Wednesday, June 8, 2011

The Devil Can't Hurt Me

There are some days when I just want to give up hope. I just want to quit, because no matter how hard I try, it seems like I'm not good enough. And it becomes difficult to remember why I still have hope at all.

So I ask God, and that alone helps. Knowing that whatever happens, God is always listening, always caring, always loving. It helps so much more than I would've ever guessed a single thing could.

One specific night, I remember crying so badly, and I just didn't know what was happening. There was only so much I could do. I whispered to myself "God has a plan for you, God loves you" over and over again. Then that devil creeped up on my again, and screamed to my brain "There is no plan for you, you aren't important at all". I told him he was wrong. I'm here for a purpose, and I know it's true, even when it's hard to see, even when I am so lost and have no idea what step is next.
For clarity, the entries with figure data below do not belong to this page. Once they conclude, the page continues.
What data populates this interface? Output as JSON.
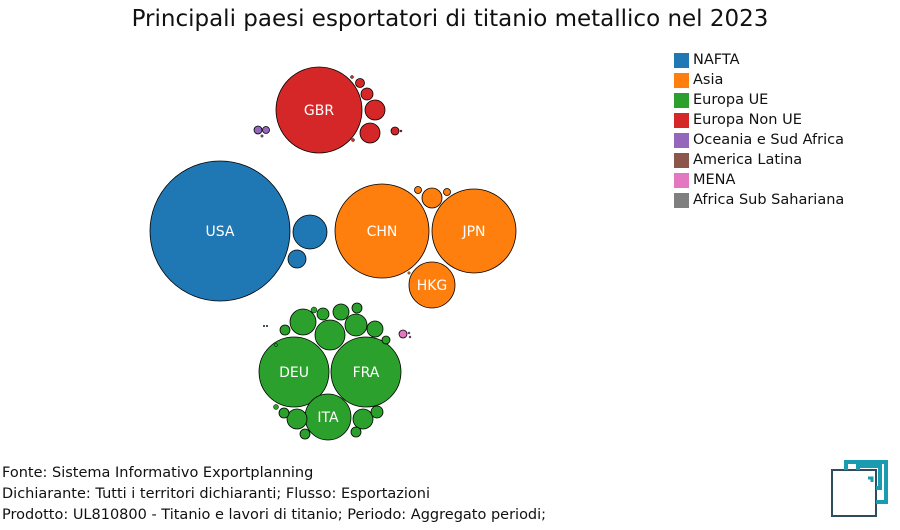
{
  "title": "Principali paesi esportatori di titanio metallico nel 2023",
  "legend": [
    {
      "label": "NAFTA",
      "color": "#1f77b4"
    },
    {
      "label": "Asia",
      "color": "#ff7f0e"
    },
    {
      "label": "Europa UE",
      "color": "#2ca02c"
    },
    {
      "label": "Europa Non UE",
      "color": "#d62728"
    },
    {
      "label": "Oceania e Sud Africa",
      "color": "#9467bd"
    },
    {
      "label": "America Latina",
      "color": "#8c564b"
    },
    {
      "label": "MENA",
      "color": "#e377c2"
    },
    {
      "label": "Africa Sub Sahariana",
      "color": "#7f7f7f"
    }
  ],
  "footer": {
    "line1": "Fonte: Sistema Informativo Exportplanning",
    "line2": "Dichiarante: Tutti i territori dichiaranti; Flusso: Esportazioni",
    "line3": "Prodotto: UL810800 - Titanio e lavori di titanio; Periodo: Aggregato periodi;"
  },
  "chart_data": {
    "type": "bubble",
    "title": "Principali paesi esportatori di titanio metallico nel 2023",
    "legend_position": "top-right",
    "labeled_bubbles": [
      {
        "label": "USA",
        "group": "NAFTA"
      },
      {
        "label": "GBR",
        "group": "Europa Non UE"
      },
      {
        "label": "CHN",
        "group": "Asia"
      },
      {
        "label": "JPN",
        "group": "Asia"
      },
      {
        "label": "HKG",
        "group": "Asia"
      },
      {
        "label": "DEU",
        "group": "Europa UE"
      },
      {
        "label": "FRA",
        "group": "Europa UE"
      },
      {
        "label": "ITA",
        "group": "Europa UE"
      }
    ]
  }
}
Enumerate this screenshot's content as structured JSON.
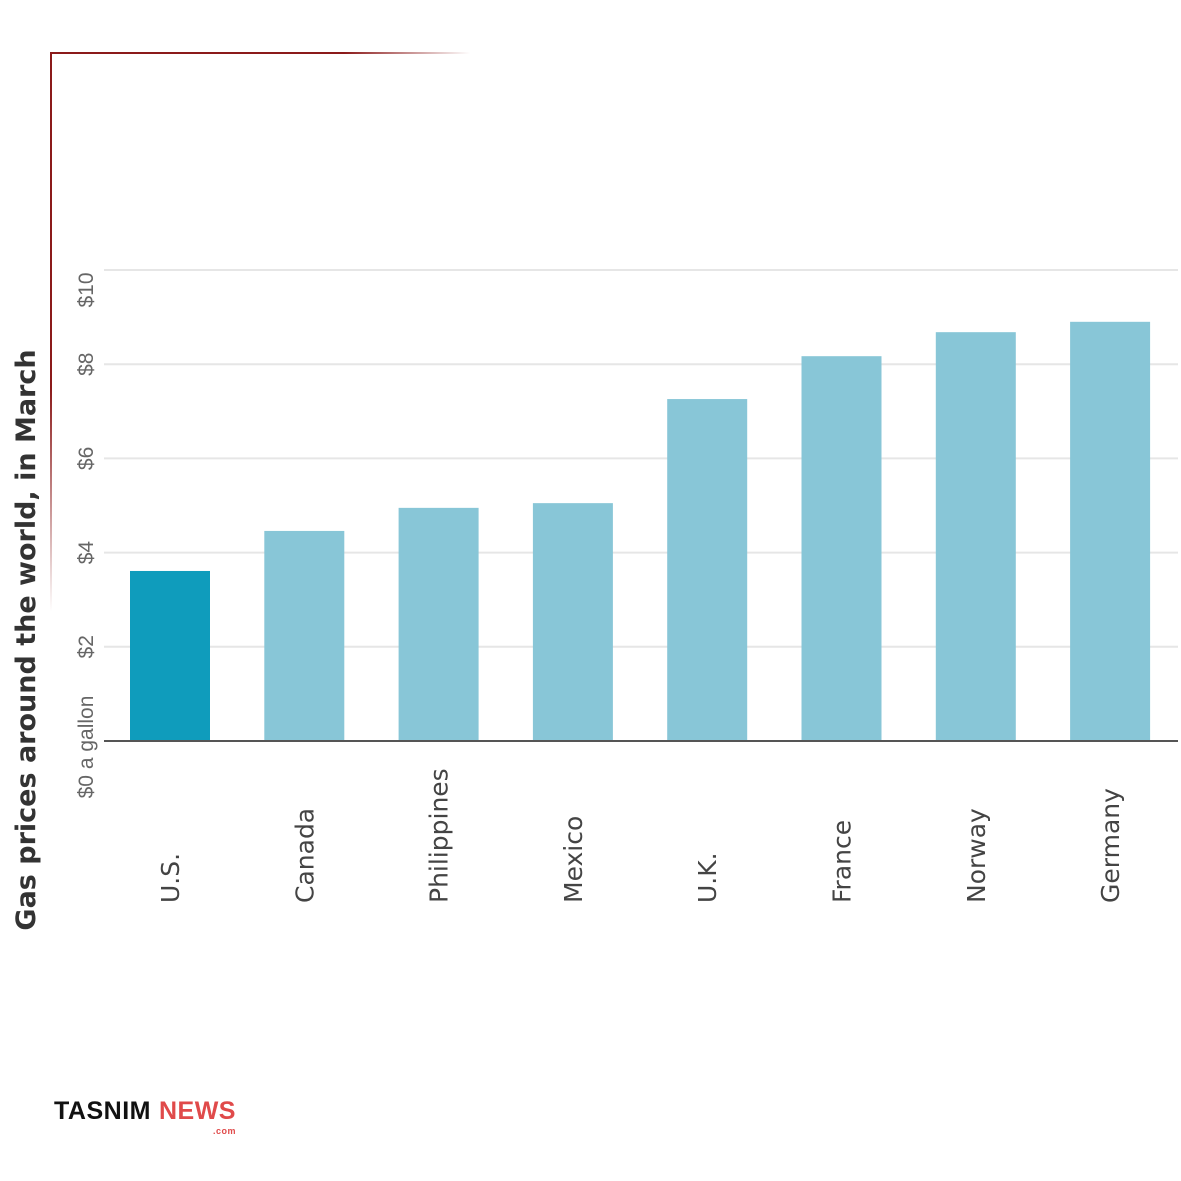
{
  "chart_data": {
    "type": "bar",
    "title": "Gas prices around the world, in March",
    "xlabel": "",
    "ylabel": "",
    "categories": [
      "U.S.",
      "Canada",
      "Philippines",
      "Mexico",
      "U.K.",
      "France",
      "Norway",
      "Germany"
    ],
    "values": [
      3.61,
      4.46,
      4.95,
      5.05,
      7.26,
      8.17,
      8.68,
      8.9
    ],
    "highlight": "U.S.",
    "ylim": [
      0,
      10
    ],
    "yticks": [
      0,
      2,
      4,
      6,
      8,
      10
    ],
    "ytick_labels": [
      "$0 a gallon",
      "$2",
      "$4",
      "$6",
      "$8",
      "$10"
    ],
    "grid": true,
    "colors": {
      "highlight": "#0f9cbc",
      "default": "#88c6d7",
      "baseline": "#555555",
      "grid": "#e6e6e6",
      "frame": "#8b1a1a"
    }
  },
  "logo": {
    "brand": "TASNIM",
    "accent": "NEWS",
    "suffix": ".com"
  }
}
The song "Concrete Angel" then began to play on my Pandora account, and I saw why God wants me. God put me on this earth for a reason, He put us all on this earth for a reason. I have so many blessings, and I know that I could help people so much if I really tried. Maybe that's not God's entire plan for me, I don't know what He has in mind for my life, but I know that that's part of it. As long as there's still suffering in the world, I still have a purpose for being here.

The devil can't hurt me with the things that he says to me when I choose to listen to the one and only true God.